In questa guida vengono spiegati in modo chiaro che cos’è la vestibolite nasale, come riconoscerne i sintomi, quali sono le principali cause e i fattori di rischio, quando servono davvero gli antibiotici e quali sono invece i rimedi domiciliari e le misure di prevenzione più utili. Le informazioni hanno carattere generale e non sostituiscono il parere del medico o dello specialista otorinolaringoiatra.
Sintomi e diagnosi della vestibolite nasale
La vestibolite nasale si manifesta tipicamente con dolore, bruciore o fastidio localizzato all’ingresso delle narici, spesso associato a rossore, gonfiore e presenza di piccole croste o foruncoli. Il dolore può accentuarsi toccando la zona, soffiandosi il naso o muovendo i muscoli del viso (per esempio ridendo o parlando). Alcune persone riferiscono una sensazione di “pelle che tira” o di puntura interna, soprattutto in corrispondenza di un singolo punto dolente. Non sempre è presente febbre: nella maggior parte dei casi si tratta di un’infezione superficiale e localizzata, che può però risultare molto fastidiosa nella vita quotidiana.

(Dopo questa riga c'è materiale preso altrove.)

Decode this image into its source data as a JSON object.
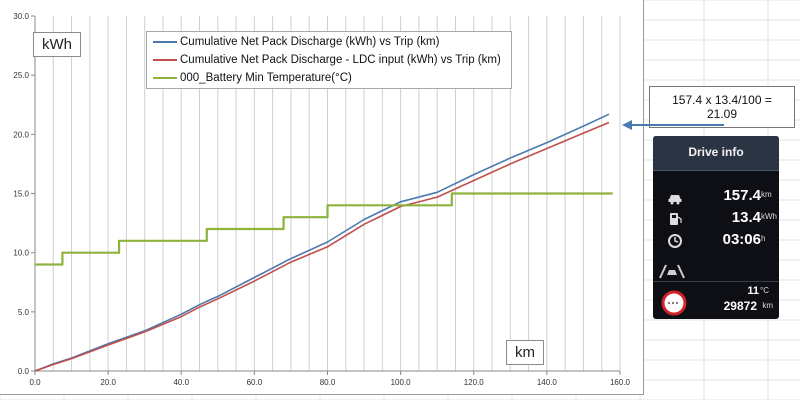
{
  "chart_data": {
    "type": "line",
    "xlabel": "km",
    "ylabel": "kWh",
    "xlim": [
      0,
      160
    ],
    "ylim": [
      0,
      30
    ],
    "xticks": [
      "0.0",
      "20.0",
      "40.0",
      "60.0",
      "80.0",
      "100.0",
      "120.0",
      "140.0",
      "160.0"
    ],
    "yticks": [
      "0.0",
      "5.0",
      "10.0",
      "15.0",
      "20.0",
      "25.0",
      "30.0"
    ],
    "gridlines": "vertical",
    "legend_position": "top-center",
    "series": [
      {
        "name": "Cumulative Net Pack Discharge (kWh) vs Trip (km)",
        "color": "#4a7ab0",
        "x": [
          0,
          5,
          10,
          20,
          30,
          40,
          45,
          50,
          60,
          70,
          80,
          90,
          100,
          110,
          120,
          130,
          140,
          150,
          157
        ],
        "y": [
          0,
          0.6,
          1.1,
          2.3,
          3.4,
          4.8,
          5.6,
          6.3,
          7.9,
          9.5,
          10.9,
          12.8,
          14.3,
          15.1,
          16.6,
          18.0,
          19.3,
          20.7,
          21.7
        ]
      },
      {
        "name": "Cumulative Net Pack Discharge - LDC input (kWh) vs Trip (km)",
        "color": "#c0504d",
        "x": [
          0,
          5,
          10,
          20,
          30,
          40,
          45,
          50,
          60,
          70,
          80,
          90,
          100,
          110,
          120,
          130,
          140,
          150,
          157
        ],
        "y": [
          0,
          0.55,
          1.05,
          2.2,
          3.3,
          4.6,
          5.4,
          6.1,
          7.6,
          9.2,
          10.5,
          12.4,
          13.9,
          14.7,
          16.1,
          17.5,
          18.8,
          20.1,
          21.0
        ]
      },
      {
        "name": "000_Battery Min Temperature(°C)",
        "color": "#8db33d",
        "x": [
          0,
          7.5,
          7.5,
          23,
          23,
          47,
          47,
          68,
          68,
          80,
          80,
          114,
          114,
          158
        ],
        "y": [
          9,
          9,
          10,
          10,
          11,
          11,
          12,
          12,
          13,
          13,
          14,
          14,
          15,
          15
        ]
      }
    ]
  },
  "annotation": "157.4 x 13.4/100 = 21.09",
  "drive_info": {
    "title": "Drive info",
    "distance_value": "157.4",
    "distance_unit": "km",
    "efficiency_value": "13.4",
    "efficiency_unit": "kWh",
    "time_value": "03:06",
    "time_unit": "h",
    "temperature_value": "11",
    "temperature_unit": "°C",
    "odometer_value": "29872",
    "odometer_unit": "km"
  }
}
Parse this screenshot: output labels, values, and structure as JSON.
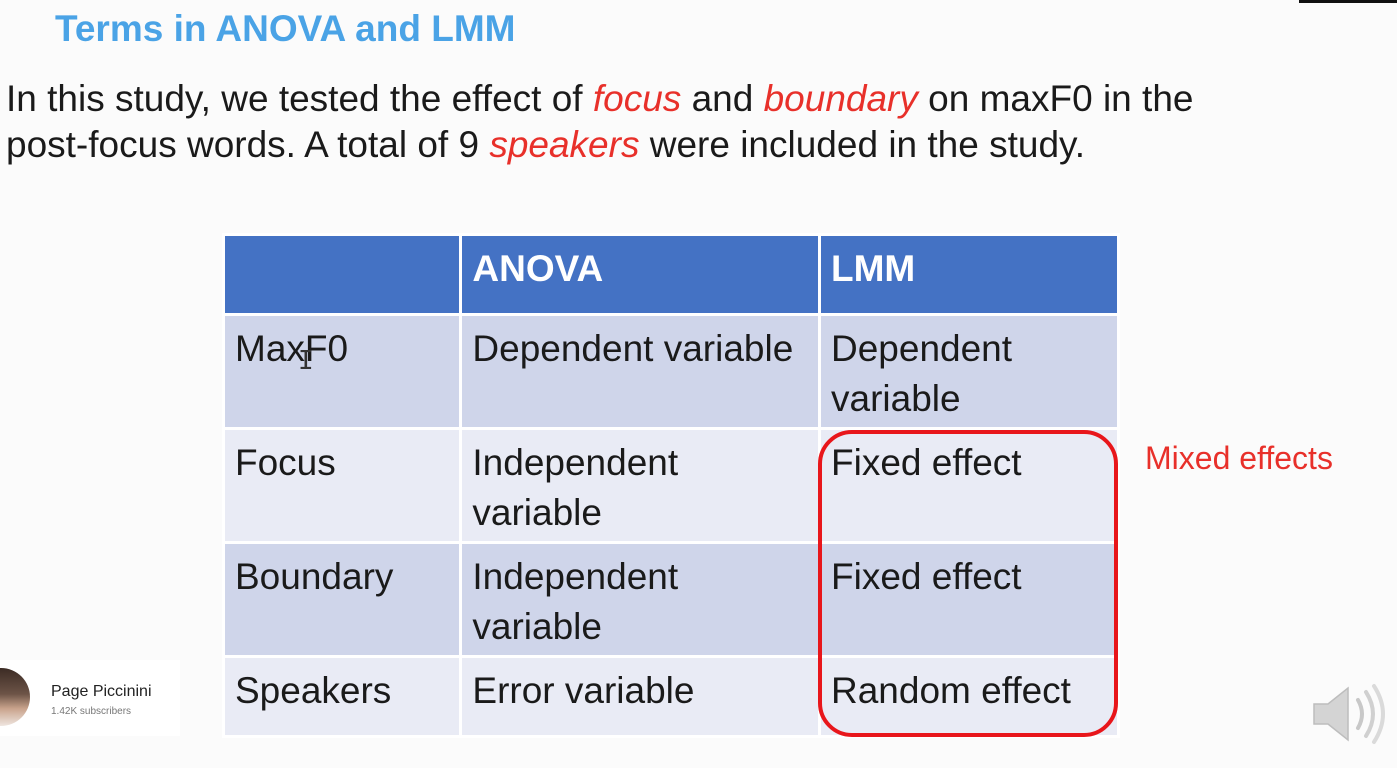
{
  "slide": {
    "title": "Terms in ANOVA and LMM",
    "intro": {
      "p1": "In this study, we tested the effect of ",
      "em1": "focus",
      "p2": " and ",
      "em2": "boundary",
      "p3": " on maxF0 in the",
      "p4": "post-focus words. A total of 9 ",
      "em3": "speakers",
      "p5": " were included in the study."
    },
    "table": {
      "headers": [
        "",
        "ANOVA",
        "LMM"
      ],
      "rows": [
        [
          "MaxF0",
          "Dependent variable",
          "Dependent variable"
        ],
        [
          "Focus",
          "Independent variable",
          "Fixed effect"
        ],
        [
          "Boundary",
          "Independent variable",
          "Fixed effect"
        ],
        [
          "Speakers",
          "Error variable",
          "Random effect"
        ]
      ]
    },
    "annotation": "Mixed effects"
  },
  "overlay": {
    "channel_name": "Page Piccinini",
    "subscribers": "1.42K subscribers",
    "speaker_icon": "volume-speaker-icon"
  },
  "colors": {
    "title": "#4aa3e6",
    "emphasis": "#e8302a",
    "header": "#4472c4",
    "row_dark": "#cfd5ea",
    "row_light": "#e9ebf5",
    "highlight": "#e8161b"
  }
}
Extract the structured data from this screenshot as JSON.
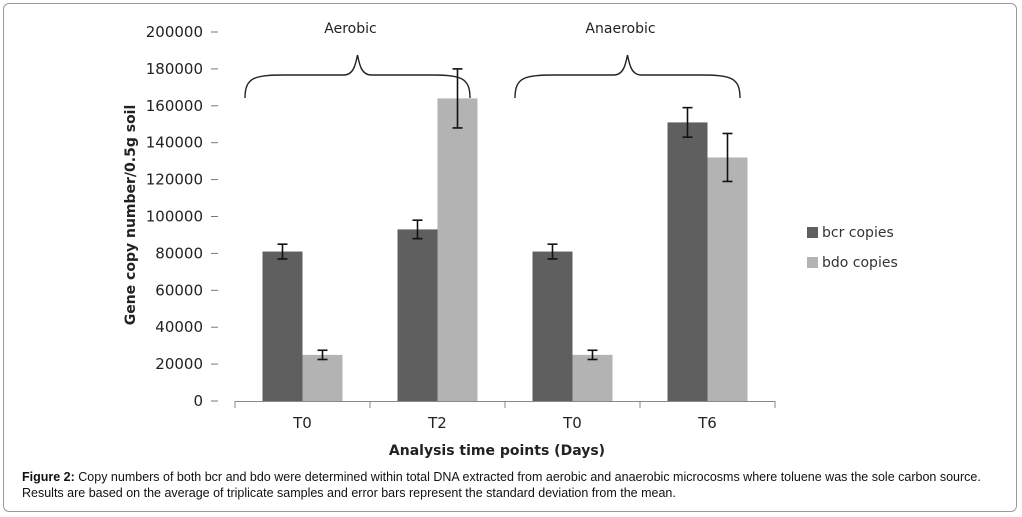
{
  "caption": {
    "label": "Figure 2:",
    "text": " Copy numbers of both bcr and bdo were determined within total DNA extracted from aerobic and anaerobic microcosms where toluene was the sole carbon source. Results are based on the average of triplicate samples and error bars represent the standard deviation from the mean."
  },
  "chart_data": {
    "type": "bar",
    "xlabel": "Analysis time points (Days)",
    "ylabel": "Gene copy number/0.5g soil",
    "ylim": [
      0,
      200000
    ],
    "yticks": [
      0,
      20000,
      40000,
      60000,
      80000,
      100000,
      120000,
      140000,
      160000,
      180000,
      200000
    ],
    "categories": [
      "T0",
      "T2",
      "T0",
      "T6"
    ],
    "series": [
      {
        "name": "bcr copies",
        "color": "#5f5f5f",
        "values": [
          81000,
          93000,
          81000,
          151000
        ],
        "errors": [
          4000,
          5000,
          4000,
          8000
        ]
      },
      {
        "name": "bdo copies",
        "color": "#b3b3b3",
        "values": [
          25000,
          164000,
          25000,
          132000
        ],
        "errors": [
          2500,
          16000,
          2500,
          13000
        ]
      }
    ],
    "groups": [
      {
        "label": "Aerobic",
        "from": 0,
        "to": 1
      },
      {
        "label": "Anaerobic",
        "from": 2,
        "to": 3
      }
    ],
    "legend": "right",
    "grid": false
  }
}
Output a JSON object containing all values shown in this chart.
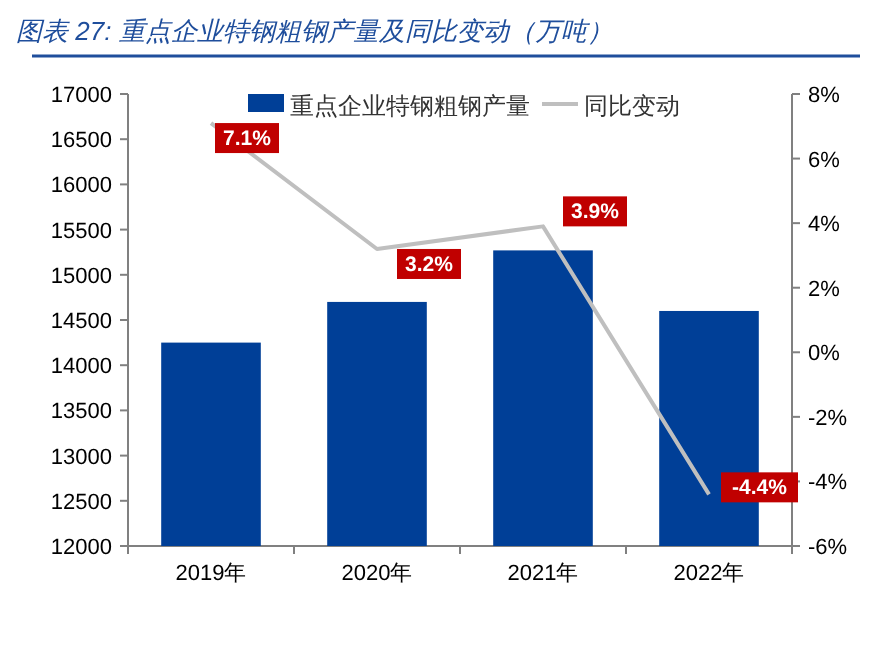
{
  "chart_data": {
    "type": "bar",
    "title": "图表 27:  重点企业特钢粗钢产量及同比变动（万吨）",
    "categories": [
      "2019年",
      "2020年",
      "2021年",
      "2022年"
    ],
    "series": [
      {
        "name": "重点企业特钢粗钢产量",
        "color": "#003f97",
        "values": [
          14250,
          14700,
          15270,
          14600
        ]
      },
      {
        "name": "同比变动",
        "type": "line",
        "axis": "y2",
        "color": "#bfbfbf",
        "values": [
          7.1,
          3.2,
          3.9,
          -4.4
        ],
        "value_labels": [
          "7.1%",
          "3.2%",
          "3.9%",
          "-4.4%"
        ]
      }
    ],
    "ylim": [
      12000,
      17000
    ],
    "yticks": [
      12000,
      12500,
      13000,
      13500,
      14000,
      14500,
      15000,
      15500,
      16000,
      16500,
      17000
    ],
    "y2lim": [
      -6,
      8
    ],
    "y2ticks": [
      {
        "value": -6,
        "label": "-6%"
      },
      {
        "value": -4,
        "label": "-4%"
      },
      {
        "value": -2,
        "label": "-2%"
      },
      {
        "value": 0,
        "label": "0%"
      },
      {
        "value": 2,
        "label": "2%"
      },
      {
        "value": 4,
        "label": "4%"
      },
      {
        "value": 6,
        "label": "6%"
      },
      {
        "value": 8,
        "label": "8%"
      }
    ],
    "legend": "top",
    "marker": "none",
    "line_style": "solid"
  }
}
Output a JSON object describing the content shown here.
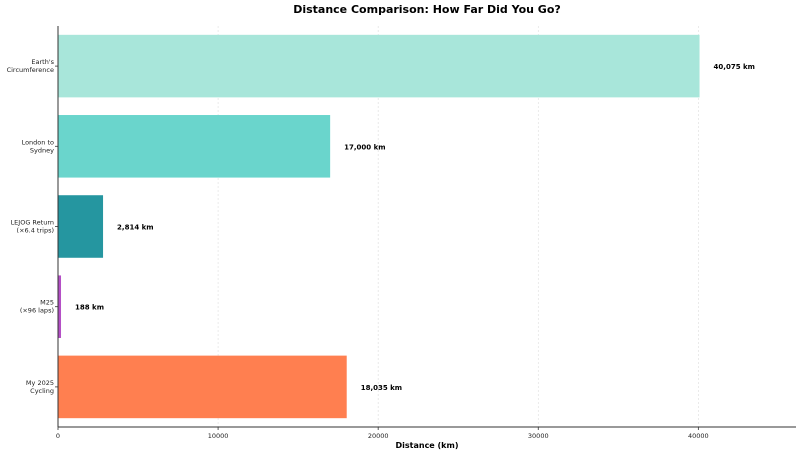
{
  "chart_data": {
    "type": "bar",
    "orientation": "horizontal",
    "title": "Distance Comparison: How Far Did You Go?",
    "xlabel": "Distance (km)",
    "ylabel": "",
    "xlim": [
      0,
      46100
    ],
    "grid": "x, dashed",
    "categories": [
      "Earth's\nCircumference",
      "London to\nSydney",
      "LEJOG Return\n(×6.4 trips)",
      "M25\n(×96 laps)",
      "My 2025\nCycling"
    ],
    "values": [
      40075,
      17000,
      2814,
      188,
      18035
    ],
    "data_labels": [
      "40,075 km",
      "17,000 km",
      "2,814 km",
      "188 km",
      "18,035 km"
    ],
    "colors": [
      "#a8e6da",
      "#6ad5cc",
      "#2596a0",
      "#b44fc6",
      "#ff7f50"
    ],
    "xticks": [
      0,
      10000,
      20000,
      30000,
      40000
    ],
    "xtick_labels": [
      "0",
      "10000",
      "20000",
      "30000",
      "40000"
    ]
  }
}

Dal punto di vista clinico, il medico osserva spesso piccole pustole (foruncoli) alla base dei peli nasali, croste giallastre o ematiche, fissurazioni (piccole ragadi) della mucosa e della cute del vestibolo, talvolta con secrezione purulenta. Il paziente può notare sangue sul fazzoletto quando si soffia il naso o quando rimuove le croste, con tendenza alla recidiva. In alcuni casi, il dolore si irradia verso il labbro superiore o la punta del naso, che può apparire arrossata e sensibile al tatto. La respirazione nasale di solito non è gravemente compromessa, ma la sensazione di ostruzione può essere accentuata dal gonfiore locale.
La diagnosi di vestibolite nasale è essenzialmente clinica e si basa sull’esame obiettivo del naso. Il medico di medicina generale o l’otorinolaringoiatra ispeziona il vestibolo nasale con una buona illuminazione, talvolta con l’aiuto di uno speculum nasale o di un endoscopio rigido/flessibile, per valutare l’estensione dell’infiammazione e la presenza di eventuali raccolte di pus (ascessi). In genere non sono necessari esami strumentali complessi né imaging (come TAC o risonanza), a meno che non vi siano segni di complicanze o sospetto di altre patologie nasali concomitanti.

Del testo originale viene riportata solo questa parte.